D'altronde, il tribunale ha correttamente rilevato che, in presenza di acque scaricate da un depuratore comunale, per stabilire la tipologia del refluo - e, quindi, dello scarico - occorre fare riferimento alla natura e alla composizione delle acque di fatto scaricate: se in esso convoglino anche "acque industriali", come è sicuramente nel caso di specie, tale dovrà essere ritenuta anche la natura del refluo. Non bisogna dimenticare, infatti, che la normativa di cui al D.Lgs. n. 152 del 1999, per adeguarsi alle direttive europee, ha dettato una disciplina degli scarichi chiaramente ispirata dall'intento di privilegiare la tipologia delle acque reflue immesse nel corpo idrico recettore rispetto alla provenienza dello scarico tant'è che - sotto il profilo del trattamento sanzionatorio - si è abbandonato qualsiasi riferimento alla dicotomia "scarico derivante da insediamento civile-scarico derivante da insediamento produttivo" per assumere il diverso criterio di differenziazione fondato sulla qualità delle acque, ora, non più presunta in relazione alla sua provenienza ma espressamente definita. Nel sistema introdotto dal D.Lgs. n. 152 del 1999, la distinzione degli scarichi è, in definitiva, fondata sulla natura delle acque reflue in essi contenute.
Infine, infondata appare l'eccezione di non rappresentatività del campione prelevato, sul presupposto che il punto 1.1 dell'allegato 5 del Decreto n. 152 del 1999 ammetterebbe almeno un campione annuo non conforme.

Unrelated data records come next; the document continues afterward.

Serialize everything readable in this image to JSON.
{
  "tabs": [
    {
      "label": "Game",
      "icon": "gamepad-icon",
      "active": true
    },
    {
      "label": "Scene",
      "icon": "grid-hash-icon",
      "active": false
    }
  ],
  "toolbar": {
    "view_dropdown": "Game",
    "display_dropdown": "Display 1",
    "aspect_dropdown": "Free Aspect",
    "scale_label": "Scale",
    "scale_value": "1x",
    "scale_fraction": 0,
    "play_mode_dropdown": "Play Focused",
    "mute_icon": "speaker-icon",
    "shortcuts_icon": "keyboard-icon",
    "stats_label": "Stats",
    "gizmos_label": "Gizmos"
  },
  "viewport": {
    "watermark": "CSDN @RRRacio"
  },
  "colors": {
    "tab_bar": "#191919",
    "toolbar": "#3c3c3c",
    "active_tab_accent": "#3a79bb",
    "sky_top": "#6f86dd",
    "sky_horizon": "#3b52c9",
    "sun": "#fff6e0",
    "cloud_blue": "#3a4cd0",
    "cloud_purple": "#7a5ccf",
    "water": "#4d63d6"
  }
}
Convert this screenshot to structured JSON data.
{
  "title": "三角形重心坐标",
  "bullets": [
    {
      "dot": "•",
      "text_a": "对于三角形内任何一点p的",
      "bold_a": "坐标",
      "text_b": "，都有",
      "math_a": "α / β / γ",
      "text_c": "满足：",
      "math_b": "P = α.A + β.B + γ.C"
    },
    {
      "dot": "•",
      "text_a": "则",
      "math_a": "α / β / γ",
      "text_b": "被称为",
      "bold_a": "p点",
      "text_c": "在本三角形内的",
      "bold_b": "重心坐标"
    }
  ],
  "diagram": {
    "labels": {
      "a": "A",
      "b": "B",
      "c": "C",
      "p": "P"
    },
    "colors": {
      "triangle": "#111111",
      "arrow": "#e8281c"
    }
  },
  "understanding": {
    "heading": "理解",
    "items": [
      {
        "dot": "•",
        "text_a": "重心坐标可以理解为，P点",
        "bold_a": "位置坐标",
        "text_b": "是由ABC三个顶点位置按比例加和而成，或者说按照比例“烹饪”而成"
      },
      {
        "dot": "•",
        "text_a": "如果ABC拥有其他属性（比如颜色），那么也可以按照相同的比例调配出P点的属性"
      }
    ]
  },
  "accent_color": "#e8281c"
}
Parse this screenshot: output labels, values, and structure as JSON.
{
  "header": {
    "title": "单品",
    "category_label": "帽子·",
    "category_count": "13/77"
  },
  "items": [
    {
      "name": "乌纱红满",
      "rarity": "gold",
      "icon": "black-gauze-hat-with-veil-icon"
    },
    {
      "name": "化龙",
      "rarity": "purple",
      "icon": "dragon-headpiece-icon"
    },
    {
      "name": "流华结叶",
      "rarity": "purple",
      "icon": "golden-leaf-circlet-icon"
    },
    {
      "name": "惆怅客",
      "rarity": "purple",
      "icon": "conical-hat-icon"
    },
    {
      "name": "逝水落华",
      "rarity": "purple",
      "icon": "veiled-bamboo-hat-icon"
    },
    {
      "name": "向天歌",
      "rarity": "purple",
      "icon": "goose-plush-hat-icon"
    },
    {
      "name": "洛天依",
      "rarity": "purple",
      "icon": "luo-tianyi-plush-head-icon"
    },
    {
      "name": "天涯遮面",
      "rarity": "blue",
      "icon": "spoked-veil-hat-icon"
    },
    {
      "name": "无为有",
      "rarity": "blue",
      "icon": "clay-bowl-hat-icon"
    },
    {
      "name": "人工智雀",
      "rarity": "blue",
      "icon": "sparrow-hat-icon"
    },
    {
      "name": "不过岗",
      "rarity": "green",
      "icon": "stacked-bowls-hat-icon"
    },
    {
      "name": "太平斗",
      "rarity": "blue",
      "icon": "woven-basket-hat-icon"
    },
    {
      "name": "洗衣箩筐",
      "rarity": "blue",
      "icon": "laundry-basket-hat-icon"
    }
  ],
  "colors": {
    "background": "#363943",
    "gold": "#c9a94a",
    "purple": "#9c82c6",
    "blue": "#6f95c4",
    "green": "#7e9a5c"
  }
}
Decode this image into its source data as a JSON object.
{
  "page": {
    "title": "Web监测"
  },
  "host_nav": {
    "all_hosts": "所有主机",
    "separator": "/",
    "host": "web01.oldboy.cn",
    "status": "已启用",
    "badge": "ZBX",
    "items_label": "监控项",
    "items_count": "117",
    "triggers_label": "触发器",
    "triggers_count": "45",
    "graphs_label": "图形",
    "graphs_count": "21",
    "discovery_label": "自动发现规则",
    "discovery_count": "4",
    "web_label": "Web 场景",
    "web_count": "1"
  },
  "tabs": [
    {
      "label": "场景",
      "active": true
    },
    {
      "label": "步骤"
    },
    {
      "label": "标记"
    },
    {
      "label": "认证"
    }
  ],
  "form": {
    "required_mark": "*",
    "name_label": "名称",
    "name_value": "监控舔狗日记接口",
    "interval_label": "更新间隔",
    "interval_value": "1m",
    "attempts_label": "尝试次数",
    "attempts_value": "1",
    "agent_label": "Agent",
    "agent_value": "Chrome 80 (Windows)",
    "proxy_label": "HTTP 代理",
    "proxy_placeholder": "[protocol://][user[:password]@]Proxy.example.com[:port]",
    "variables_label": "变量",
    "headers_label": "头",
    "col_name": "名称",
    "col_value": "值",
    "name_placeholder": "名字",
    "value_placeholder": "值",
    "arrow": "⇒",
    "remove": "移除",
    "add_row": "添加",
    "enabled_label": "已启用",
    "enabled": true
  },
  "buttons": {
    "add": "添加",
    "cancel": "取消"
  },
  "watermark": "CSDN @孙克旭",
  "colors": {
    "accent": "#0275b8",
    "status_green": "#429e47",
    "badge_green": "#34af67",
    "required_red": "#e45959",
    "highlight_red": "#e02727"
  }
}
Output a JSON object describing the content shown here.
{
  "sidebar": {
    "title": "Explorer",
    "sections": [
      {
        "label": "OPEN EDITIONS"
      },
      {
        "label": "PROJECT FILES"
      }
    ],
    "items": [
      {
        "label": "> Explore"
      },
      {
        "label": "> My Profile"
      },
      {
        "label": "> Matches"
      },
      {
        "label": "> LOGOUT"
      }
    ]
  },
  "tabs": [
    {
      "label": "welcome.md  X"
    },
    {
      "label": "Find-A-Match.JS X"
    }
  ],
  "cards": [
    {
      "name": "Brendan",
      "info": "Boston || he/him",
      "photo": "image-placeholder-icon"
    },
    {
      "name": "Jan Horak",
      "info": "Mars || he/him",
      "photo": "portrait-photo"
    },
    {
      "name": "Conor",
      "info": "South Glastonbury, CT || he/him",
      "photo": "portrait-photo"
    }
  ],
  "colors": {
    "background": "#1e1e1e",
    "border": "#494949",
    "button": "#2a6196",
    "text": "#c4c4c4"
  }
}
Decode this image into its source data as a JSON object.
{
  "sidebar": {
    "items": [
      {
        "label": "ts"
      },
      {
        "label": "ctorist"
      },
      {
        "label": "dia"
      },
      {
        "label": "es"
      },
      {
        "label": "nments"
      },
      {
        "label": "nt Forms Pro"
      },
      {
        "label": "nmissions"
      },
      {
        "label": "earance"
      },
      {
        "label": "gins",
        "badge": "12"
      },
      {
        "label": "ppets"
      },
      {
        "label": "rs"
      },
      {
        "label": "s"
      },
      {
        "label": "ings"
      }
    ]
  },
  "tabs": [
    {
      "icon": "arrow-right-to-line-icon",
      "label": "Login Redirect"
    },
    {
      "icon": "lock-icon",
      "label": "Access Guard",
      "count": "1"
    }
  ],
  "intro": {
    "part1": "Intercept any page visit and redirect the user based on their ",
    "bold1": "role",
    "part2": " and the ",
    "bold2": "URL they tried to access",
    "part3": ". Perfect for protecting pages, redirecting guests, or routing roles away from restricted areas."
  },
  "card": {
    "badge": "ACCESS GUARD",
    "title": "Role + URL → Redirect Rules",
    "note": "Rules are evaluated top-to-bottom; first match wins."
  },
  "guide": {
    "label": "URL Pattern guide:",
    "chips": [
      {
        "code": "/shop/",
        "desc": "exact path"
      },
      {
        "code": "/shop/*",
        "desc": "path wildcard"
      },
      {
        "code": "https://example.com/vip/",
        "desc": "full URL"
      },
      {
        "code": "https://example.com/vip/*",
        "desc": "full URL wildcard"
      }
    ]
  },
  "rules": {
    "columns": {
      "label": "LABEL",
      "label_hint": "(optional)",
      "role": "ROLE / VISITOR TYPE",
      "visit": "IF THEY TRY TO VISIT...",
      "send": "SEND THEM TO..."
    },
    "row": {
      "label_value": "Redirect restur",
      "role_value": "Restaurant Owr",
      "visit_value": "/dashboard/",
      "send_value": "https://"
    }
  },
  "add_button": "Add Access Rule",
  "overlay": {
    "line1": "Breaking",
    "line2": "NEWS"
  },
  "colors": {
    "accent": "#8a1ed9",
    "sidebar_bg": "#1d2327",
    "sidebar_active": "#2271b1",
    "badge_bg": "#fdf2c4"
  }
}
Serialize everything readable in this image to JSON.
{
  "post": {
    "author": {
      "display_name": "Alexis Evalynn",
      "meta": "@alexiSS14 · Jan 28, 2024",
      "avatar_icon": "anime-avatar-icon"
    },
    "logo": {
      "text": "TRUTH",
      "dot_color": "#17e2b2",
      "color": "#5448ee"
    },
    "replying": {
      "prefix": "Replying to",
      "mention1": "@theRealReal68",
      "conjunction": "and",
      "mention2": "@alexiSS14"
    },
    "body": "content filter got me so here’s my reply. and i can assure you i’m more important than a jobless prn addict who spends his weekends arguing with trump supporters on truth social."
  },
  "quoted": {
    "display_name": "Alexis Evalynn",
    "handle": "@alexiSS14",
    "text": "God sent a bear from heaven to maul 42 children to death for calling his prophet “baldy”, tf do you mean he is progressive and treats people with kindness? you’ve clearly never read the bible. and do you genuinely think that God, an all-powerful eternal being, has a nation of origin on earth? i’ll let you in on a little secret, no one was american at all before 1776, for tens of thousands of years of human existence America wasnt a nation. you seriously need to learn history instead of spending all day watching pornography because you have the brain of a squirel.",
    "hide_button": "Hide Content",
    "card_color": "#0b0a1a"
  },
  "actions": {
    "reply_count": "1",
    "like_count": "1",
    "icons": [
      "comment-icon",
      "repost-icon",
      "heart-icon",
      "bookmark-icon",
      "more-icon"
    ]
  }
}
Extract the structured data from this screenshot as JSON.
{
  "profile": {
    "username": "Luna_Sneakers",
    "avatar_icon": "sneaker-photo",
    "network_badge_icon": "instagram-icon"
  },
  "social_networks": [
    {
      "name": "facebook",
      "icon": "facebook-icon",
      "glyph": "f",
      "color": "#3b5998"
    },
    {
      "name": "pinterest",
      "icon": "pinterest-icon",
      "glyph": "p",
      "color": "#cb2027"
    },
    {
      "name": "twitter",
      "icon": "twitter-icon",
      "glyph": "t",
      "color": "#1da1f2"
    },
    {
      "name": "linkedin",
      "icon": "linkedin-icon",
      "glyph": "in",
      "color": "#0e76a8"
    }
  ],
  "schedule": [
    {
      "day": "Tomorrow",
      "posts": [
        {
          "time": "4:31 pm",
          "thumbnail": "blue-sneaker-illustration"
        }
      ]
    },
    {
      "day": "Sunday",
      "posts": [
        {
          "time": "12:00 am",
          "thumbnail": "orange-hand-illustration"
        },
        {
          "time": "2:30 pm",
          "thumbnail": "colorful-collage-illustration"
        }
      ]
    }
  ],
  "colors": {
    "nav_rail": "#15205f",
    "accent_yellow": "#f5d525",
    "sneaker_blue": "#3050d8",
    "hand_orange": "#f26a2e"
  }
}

Invero, alla luce del dettato legislativo, l'eccezione è prevista in relazione ai soli valori - limite indicati in tabella 1, e a condizione che detti parametri non superino comunque determinate soglie ritenute particolarmente elevate. Per l'inverso, nel caso in ispecie la tabella applicabile è la 3 mentre le concentrazioni rilevate sono comunque superiori a quelle massime consentite affinché possa dirsi operante l'eccezione.
Al rigetto del ricorso consegue la condanna in solido dei ricorrenti alle spese del presente giudizio di Cassazione.
P.Q.M.
La Corte, rigetta il ricorso e condanna i ricorrenti in solido alle spese del giudizio di Cassazione, liquidate in Euro 1.000,00 di cui Euro 900,00 per onorari d'avvocato, oltre spese generali e accessori di legge.
Così deciso in Roma, il 3 marzo 2006.
Depositato in Cancelleria il 16 maggio 2006.